The ban exempts trips to the US from the UK and applies to 26 nations in the Schengen zone. They are Austria, Belgium, Czech Republic, Denmark, Estonia, Finland, France, Germany, Greece, Hungary, Iceland, Italy, Latvia, Liechtenstein, Lithuania, Luxembourg, Malta, The Netherlands, Norway, Poland, Portugal, Slovakia, Slovenia, Spain, Sweden and Switzerland.

Trump used his previous restriction on travel to the United States from China, where the coronavirus originated, as an example of measures he's taken to combat the virus.

"We made a lifesaving move with early action on China. Now we must take the same action on Europe. We must not delay," he said.

Trump has described the outbreak as a "foreign virus" washing on American shores, despite increasing instances of community spread nationwide.

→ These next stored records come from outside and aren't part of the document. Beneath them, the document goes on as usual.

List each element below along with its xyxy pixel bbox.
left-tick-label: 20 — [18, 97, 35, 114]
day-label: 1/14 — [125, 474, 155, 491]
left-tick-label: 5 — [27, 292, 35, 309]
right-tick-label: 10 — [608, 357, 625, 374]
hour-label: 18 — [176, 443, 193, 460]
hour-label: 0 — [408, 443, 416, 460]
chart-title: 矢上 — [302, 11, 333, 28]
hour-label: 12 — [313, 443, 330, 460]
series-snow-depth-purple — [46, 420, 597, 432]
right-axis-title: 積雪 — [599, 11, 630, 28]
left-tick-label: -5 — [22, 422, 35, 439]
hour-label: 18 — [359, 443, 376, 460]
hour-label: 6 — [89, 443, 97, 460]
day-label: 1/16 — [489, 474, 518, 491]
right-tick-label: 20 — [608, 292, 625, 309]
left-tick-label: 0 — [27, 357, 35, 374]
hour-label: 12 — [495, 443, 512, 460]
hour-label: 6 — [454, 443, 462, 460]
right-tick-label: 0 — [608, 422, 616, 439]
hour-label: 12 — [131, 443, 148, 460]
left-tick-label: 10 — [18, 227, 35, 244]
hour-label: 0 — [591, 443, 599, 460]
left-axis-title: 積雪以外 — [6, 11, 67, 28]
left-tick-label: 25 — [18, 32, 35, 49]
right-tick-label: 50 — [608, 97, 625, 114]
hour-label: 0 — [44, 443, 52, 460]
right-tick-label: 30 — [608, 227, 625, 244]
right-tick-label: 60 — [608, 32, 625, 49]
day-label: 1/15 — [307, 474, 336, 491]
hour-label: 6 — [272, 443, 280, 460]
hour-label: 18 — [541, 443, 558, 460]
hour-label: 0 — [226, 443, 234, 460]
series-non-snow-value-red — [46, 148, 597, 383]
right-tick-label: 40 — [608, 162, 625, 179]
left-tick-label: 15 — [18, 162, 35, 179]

His top advisers had discussed potential new travel advisories on Europe during meetings at the White House on Wednesday, according to two officials familiar with the matter. Administration officials view Europe as a new epicenter for the pandemic.

Some European ambassadors in Washington said they were caught off guard by the announcement and are regrouping to sort out their next steps.

The World Health Organization declared the coronavirus outbreak a pandemic earlier Wednesday.